More common is the call by NGOs for military intervention into some war torn area. The NGOs have a vested interest in such intervention, for the United Nations and many wealthy countries hire NGOs to deliver humanitarian services in disaster areas, in order to avoid the risk of government employees getting injured or killed. While other NGOs come in on their own, using funds they have collected, to deliver aid, all NGOs in a crises area still need military protection. Thus it should not have been so surprising to find several hundred NGOs operating in Aceh, or even combat zones like Somalia, Iraq and Afghanistan. Each of the NGOs showing up in a combat zone is spending some of its resources lobbying for government intervention to protect their staff in what is usually a very dangerous areas. The NGOs also know that by getting any media attention for their efforts will not only increase pressure on governments to get more involved, but will make it easier for the NGOs to raise money.

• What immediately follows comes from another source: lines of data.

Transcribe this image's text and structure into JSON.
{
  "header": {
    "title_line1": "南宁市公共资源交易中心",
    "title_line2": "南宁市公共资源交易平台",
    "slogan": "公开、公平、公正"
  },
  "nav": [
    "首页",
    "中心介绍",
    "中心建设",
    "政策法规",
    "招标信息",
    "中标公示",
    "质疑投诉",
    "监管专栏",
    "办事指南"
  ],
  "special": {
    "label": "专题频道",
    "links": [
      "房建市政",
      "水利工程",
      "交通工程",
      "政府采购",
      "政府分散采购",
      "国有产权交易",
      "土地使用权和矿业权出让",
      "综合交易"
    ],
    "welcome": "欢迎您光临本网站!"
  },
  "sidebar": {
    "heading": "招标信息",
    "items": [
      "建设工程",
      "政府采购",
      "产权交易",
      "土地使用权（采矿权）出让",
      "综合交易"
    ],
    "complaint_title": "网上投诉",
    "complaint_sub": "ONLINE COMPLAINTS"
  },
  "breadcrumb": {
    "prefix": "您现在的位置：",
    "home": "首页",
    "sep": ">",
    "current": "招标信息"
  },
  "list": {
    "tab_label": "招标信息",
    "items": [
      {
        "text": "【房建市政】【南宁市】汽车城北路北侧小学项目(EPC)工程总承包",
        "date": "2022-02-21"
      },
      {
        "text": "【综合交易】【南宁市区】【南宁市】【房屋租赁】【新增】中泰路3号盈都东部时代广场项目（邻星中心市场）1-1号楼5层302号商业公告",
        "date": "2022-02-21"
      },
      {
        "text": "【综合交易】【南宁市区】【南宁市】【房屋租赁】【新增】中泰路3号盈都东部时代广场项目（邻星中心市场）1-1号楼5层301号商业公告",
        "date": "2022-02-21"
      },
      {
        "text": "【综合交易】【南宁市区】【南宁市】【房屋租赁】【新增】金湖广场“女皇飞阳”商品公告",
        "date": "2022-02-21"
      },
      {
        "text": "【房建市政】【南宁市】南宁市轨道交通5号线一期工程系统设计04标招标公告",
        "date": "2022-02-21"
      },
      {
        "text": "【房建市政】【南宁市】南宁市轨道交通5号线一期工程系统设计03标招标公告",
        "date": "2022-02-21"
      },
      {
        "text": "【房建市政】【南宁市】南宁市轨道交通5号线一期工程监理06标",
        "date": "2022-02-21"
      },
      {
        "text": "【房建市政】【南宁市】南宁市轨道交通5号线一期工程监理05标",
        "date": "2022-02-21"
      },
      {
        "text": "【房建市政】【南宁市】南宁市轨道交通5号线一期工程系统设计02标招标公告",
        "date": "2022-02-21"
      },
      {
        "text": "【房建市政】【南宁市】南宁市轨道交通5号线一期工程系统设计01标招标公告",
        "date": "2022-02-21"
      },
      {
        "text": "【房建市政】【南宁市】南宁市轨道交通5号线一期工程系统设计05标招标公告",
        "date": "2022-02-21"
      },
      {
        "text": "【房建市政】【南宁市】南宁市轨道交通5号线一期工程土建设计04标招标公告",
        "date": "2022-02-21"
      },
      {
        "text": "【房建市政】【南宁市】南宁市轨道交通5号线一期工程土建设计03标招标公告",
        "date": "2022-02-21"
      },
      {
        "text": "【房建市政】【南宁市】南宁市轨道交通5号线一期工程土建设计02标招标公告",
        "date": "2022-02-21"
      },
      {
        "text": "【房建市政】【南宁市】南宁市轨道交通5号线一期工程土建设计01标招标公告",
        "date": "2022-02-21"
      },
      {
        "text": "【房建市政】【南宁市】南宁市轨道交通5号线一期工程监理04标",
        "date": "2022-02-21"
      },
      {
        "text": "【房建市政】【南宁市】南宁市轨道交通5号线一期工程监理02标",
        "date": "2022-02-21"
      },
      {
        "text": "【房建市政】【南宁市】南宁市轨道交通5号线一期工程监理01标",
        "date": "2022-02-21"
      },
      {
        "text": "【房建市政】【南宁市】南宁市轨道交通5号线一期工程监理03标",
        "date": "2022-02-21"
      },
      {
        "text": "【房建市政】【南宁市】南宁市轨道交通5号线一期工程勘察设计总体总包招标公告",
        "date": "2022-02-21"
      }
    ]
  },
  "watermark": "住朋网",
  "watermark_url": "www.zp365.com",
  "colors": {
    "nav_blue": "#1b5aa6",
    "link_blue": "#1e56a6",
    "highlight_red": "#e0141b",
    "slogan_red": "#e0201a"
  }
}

The NGOs have come to be so active in all these trouble spots not just because there are more NGOs, but because there is more trouble out there. Conflicts like Afghanistan, Iraq, Sudan, the Balkans and in South America grew from 36 in the early 1960s, to 55 in the 1970s, 62 in the 1980s. While the violence has declined, the NGOs have increased.

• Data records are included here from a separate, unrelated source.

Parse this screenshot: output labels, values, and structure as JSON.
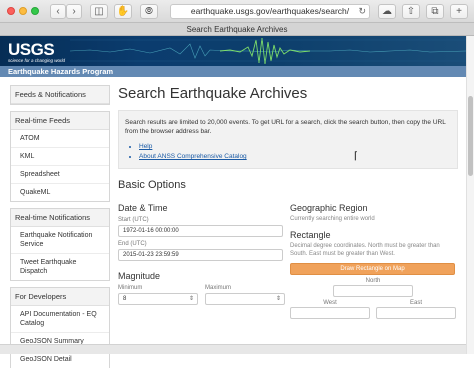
{
  "browser": {
    "url": "earthquake.usgs.gov/earthquakes/search/",
    "tab_title": "Search Earthquake Archives",
    "back_icon": "chevron-left-icon",
    "forward_icon": "chevron-right-icon"
  },
  "header": {
    "logo_text": "USGS",
    "tagline": "science for a changing world",
    "program": "Earthquake Hazards Program"
  },
  "sidebar": {
    "top_item": "Feeds & Notifications",
    "groups": [
      {
        "title": "Real-time Feeds",
        "items": [
          "ATOM",
          "KML",
          "Spreadsheet",
          "QuakeML"
        ]
      },
      {
        "title": "Real-time Notifications",
        "items": [
          "Earthquake Notification Service",
          "Tweet Earthquake Dispatch"
        ]
      },
      {
        "title": "For Developers",
        "items": [
          "API Documentation - EQ Catalog",
          "GeoJSON Summary",
          "GeoJSON Detail"
        ]
      }
    ]
  },
  "main": {
    "title": "Search Earthquake Archives",
    "info_text": "Search results are limited to 20,000 events. To get URL for a search, click the search button, then copy the URL from the browser address bar.",
    "links": [
      "Help",
      "About ANSS Comprehensive Catalog"
    ],
    "basic_options": "Basic Options",
    "datetime": {
      "heading": "Date & Time",
      "start_label": "Start (UTC)",
      "start_value": "1972-01-16 00:00:00",
      "end_label": "End (UTC)",
      "end_value": "2015-01-23 23:59:59"
    },
    "magnitude": {
      "heading": "Magnitude",
      "min_label": "Minimum",
      "min_value": "8",
      "max_label": "Maximum",
      "max_value": ""
    },
    "geo": {
      "heading": "Geographic Region",
      "status": "Currently searching entire world",
      "rect_heading": "Rectangle",
      "rect_note": "Decimal degree coordinates. North must be greater than South. East must be greater than West.",
      "draw_button": "Draw Rectangle on Map",
      "north": "North",
      "west": "West",
      "east": "East"
    }
  }
}
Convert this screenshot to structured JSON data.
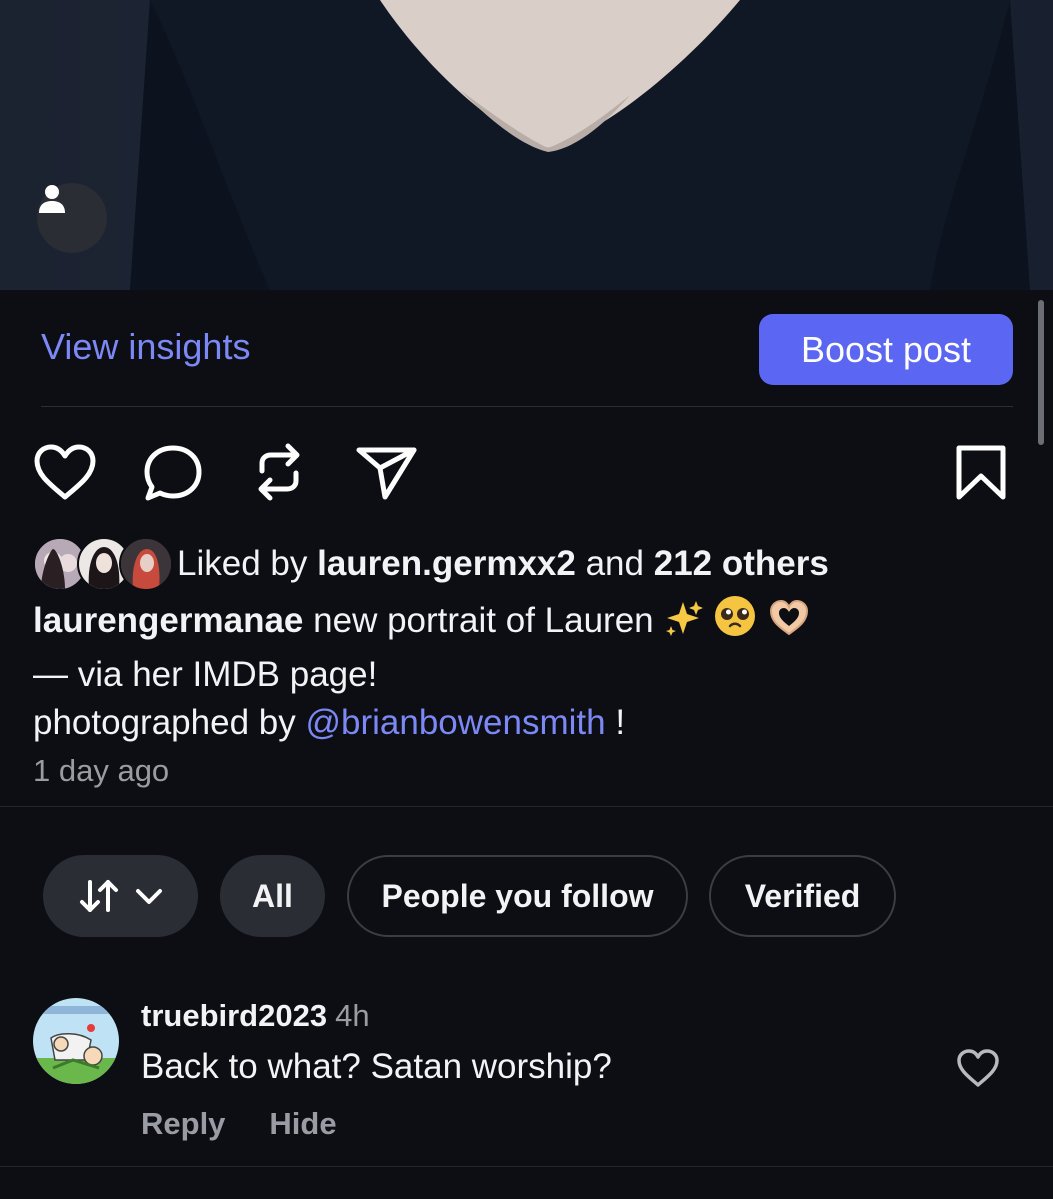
{
  "post": {
    "view_insights_label": "View insights",
    "boost_label": "Boost post"
  },
  "likes": {
    "prefix": "Liked by",
    "user": "lauren.germxx2",
    "middle": "and",
    "others": "212 others"
  },
  "caption": {
    "username": "laurengermanae",
    "line1": "new portrait of Lauren",
    "emojis": [
      "sparkles",
      "pleading-face",
      "heart-hands"
    ],
    "line2": "— via her IMDB page!",
    "line3_prefix": "photographed by",
    "mention": "@brianbowensmith",
    "line3_suffix": "!"
  },
  "timestamp": "1 day ago",
  "filters": {
    "sort_icon": "sort-arrows-icon",
    "chips": [
      "All",
      "People you follow",
      "Verified"
    ]
  },
  "comment": {
    "username": "truebird2023",
    "time": "4h",
    "text": "Back to what?  Satan worship?",
    "reply_label": "Reply",
    "hide_label": "Hide"
  },
  "colors": {
    "background": "#0c0e13",
    "accent": "#5b66f2",
    "link": "#7c88f5"
  }
}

The NGOs are very media savvy. They know what kind of stories the TV and radio crews are looking for and will provide it in return for a little favorable coverage. The media often found that the NGO staff were the best source of leads and stories in crises zones. The NGOs didn't work for any government, so had less reason to just dish out the official version of what was going on. The NGO staff were pushing their NGO, but the press generally didn't mind that, for the NGOs were doing good works and who could criticize that?

So it's hard to beat up on NGOs. After all, they are doing good works. However, NGOs have a tendency to take better care of themselves, than the people they are supposed to be aiding in a time of great need. Some of the more recent NGOs are basically scams, as criminals and terrorists have found that being an NGO provides great cover for less charitable activities. This was noted recently in Afghanistan, where government officials noted that nearly 2,000 NGOs operating there were more concerned with NGO welfare, than that of the Afghan people.

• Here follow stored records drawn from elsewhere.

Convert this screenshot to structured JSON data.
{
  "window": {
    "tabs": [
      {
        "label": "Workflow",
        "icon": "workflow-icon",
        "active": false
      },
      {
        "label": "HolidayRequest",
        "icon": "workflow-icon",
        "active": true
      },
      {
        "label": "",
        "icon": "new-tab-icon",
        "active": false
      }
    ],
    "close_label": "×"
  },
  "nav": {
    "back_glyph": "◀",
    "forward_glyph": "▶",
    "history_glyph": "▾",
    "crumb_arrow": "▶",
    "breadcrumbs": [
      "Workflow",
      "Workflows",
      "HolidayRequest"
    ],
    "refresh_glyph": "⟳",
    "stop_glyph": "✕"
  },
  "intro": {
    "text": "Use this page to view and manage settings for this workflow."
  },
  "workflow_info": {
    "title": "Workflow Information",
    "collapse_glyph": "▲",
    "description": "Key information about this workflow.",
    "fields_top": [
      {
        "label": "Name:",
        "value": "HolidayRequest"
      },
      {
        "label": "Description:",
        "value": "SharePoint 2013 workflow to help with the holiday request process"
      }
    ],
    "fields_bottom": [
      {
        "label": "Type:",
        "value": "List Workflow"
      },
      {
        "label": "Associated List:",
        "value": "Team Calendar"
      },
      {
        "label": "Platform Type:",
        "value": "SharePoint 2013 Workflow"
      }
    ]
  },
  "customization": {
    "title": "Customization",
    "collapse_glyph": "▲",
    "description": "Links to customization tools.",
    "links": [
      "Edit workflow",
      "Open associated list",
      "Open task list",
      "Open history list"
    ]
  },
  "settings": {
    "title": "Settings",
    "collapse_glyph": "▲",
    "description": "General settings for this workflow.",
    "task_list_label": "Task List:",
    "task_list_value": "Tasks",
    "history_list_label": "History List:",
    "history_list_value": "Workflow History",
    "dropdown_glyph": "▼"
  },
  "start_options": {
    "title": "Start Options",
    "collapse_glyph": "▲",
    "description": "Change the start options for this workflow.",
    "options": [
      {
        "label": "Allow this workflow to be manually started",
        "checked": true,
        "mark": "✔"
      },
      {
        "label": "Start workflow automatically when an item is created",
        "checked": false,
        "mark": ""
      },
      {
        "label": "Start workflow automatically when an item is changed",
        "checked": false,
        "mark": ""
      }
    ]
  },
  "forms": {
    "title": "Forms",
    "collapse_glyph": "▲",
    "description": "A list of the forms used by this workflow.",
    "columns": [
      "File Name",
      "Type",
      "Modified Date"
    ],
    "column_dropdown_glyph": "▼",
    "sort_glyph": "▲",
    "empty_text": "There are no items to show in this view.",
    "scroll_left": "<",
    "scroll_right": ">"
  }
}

NGOs also attract a lot of outfits with hidden agendas. You have the anti-globalization organizations, and other outfits where orphaned leftists and anarchists have found a new home. Some of these political NGOs are open about their advocacy, but many keep it hidden. One thing NGO staffers do not hide is the attitude that they are serving a higher purpose and must be given special treatment by any mere government organization.

But now there is a backlash, led by some NGOs themselves. The larger number of NGOs has brought in many incompetent (or just less competent), or even criminal NGOs. So some of the major NGOs are now calling for some regulation. Right now, anyone can play. But the established NGOs, in order to preserve their stature, clout, and cash flow, want to keep a lot of the little players out. Thus it has come full circle, with NGOs forming their own NGO government.